EpiCurveBench: Evaluating VLMs on Epidemic Curve Digitization
For researchers and practitioners in chart-to-data extraction and public health, this work addresses the lack of temporally-aware benchmarks and metrics for time-series chart extraction, which is crucial for unlocking outbreak data from published figures.
The paper introduces EpiCurveBench, a benchmark of 1,000 epidemic curve images, and EpiCurveSimilarity (ECS), a metric that tolerates temporal shifts and gaps. The best model achieves only 52.3% ECS, and ECS provides better discrimination than existing metrics, correlating 1.5-3.6 times more strongly with downstream epidemiological statistics than Dynamic Time Warping.

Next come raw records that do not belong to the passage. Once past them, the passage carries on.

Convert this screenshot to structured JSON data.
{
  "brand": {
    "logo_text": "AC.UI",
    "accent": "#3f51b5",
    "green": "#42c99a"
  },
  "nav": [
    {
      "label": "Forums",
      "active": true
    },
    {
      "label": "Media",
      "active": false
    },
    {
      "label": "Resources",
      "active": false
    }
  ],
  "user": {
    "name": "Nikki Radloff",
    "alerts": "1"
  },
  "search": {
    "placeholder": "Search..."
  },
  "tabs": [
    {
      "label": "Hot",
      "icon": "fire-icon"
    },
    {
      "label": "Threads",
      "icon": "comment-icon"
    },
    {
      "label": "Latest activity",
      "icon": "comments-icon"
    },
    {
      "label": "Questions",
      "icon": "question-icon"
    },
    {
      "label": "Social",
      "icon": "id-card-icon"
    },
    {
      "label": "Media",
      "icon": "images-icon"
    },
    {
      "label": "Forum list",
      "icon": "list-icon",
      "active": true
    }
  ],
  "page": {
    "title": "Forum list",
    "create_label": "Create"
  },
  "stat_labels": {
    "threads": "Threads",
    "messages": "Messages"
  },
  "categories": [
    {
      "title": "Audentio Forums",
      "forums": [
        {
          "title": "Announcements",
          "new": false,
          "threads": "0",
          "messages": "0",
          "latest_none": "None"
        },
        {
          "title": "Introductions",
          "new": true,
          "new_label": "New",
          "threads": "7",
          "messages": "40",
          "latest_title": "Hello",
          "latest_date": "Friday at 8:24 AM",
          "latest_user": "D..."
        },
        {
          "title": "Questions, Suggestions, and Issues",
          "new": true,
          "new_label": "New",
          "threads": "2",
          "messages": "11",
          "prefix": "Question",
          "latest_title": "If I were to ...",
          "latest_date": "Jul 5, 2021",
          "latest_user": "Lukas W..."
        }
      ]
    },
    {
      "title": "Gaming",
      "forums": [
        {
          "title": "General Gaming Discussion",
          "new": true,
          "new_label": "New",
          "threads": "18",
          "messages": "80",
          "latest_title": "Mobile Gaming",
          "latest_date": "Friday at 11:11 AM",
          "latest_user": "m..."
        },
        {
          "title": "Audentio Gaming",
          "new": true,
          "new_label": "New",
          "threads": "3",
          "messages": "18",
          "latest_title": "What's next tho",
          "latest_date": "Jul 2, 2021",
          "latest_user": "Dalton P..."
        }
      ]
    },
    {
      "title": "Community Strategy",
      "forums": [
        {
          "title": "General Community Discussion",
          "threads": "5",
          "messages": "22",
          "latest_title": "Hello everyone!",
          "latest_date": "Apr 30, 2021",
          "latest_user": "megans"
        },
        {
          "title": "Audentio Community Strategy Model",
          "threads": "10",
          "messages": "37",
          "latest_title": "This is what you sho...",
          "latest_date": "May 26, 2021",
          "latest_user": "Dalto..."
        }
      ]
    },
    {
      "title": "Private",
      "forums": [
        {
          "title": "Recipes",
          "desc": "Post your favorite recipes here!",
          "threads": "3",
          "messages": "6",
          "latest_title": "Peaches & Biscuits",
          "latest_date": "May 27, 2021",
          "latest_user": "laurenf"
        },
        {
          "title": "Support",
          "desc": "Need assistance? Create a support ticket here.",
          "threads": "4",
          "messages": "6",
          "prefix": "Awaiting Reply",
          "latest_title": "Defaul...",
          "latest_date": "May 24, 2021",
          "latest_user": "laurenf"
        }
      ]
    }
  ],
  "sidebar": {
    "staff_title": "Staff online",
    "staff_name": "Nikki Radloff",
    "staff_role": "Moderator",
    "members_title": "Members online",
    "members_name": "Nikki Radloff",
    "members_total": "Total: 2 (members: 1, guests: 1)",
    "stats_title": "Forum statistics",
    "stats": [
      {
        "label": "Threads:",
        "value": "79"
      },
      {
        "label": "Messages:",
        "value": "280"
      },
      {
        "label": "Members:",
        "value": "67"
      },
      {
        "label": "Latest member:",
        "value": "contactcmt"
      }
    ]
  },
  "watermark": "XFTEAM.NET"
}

Chart-to-data extraction with vision-language models (VLMs) is increasingly evaluated on benchmarks that show diminishing headroom (frontier VLMs exceed 89% on ChartQA) and with metrics that treat extracted points as unordered key-value pairs, ignoring the temporal structure of time series and penalizing small alignment shifts as catastrophic failures. We address both gaps with EpiCurveBench, a benchmark of 1,000 real-world epidemic curve images curated from diverse public-health sources, and EpiCurveSimilarity (ECS), an evaluation metric that aligns predicted and ground-truth series via dynamic programming, tolerating local temporal shifts and gaps while penalizing them proportionally. Evaluating six methods--three frontier closed VLMs, one open VLM, and two specialized chart-extraction systems--we find the strongest model reaches only 52.3% ECS, and that ECS spreads the four general-purpose VLMs over a 25-point range where key-value metrics (RMS, SCRM) compress them into a 5-point band. We further validate ECS against four downstream epidemiological summary statistics, finding that higher ECS predicts smaller errors in total counts, peak timing, and peak magnitude, and higher growth-rate fidelity; across all four, ECS correlates 1.5--3.6 times more strongly than Dynamic Time Warping, which lacks a gap penalty and therefore cannot distinguish a truncated prediction from a temporally faithful one. EpiCurveBench targets a high-impact public-health application--unlocking decades of outbreak data trapped in published figures--but the benchmark and metric apply directly to any structured time-series chart-extraction setting.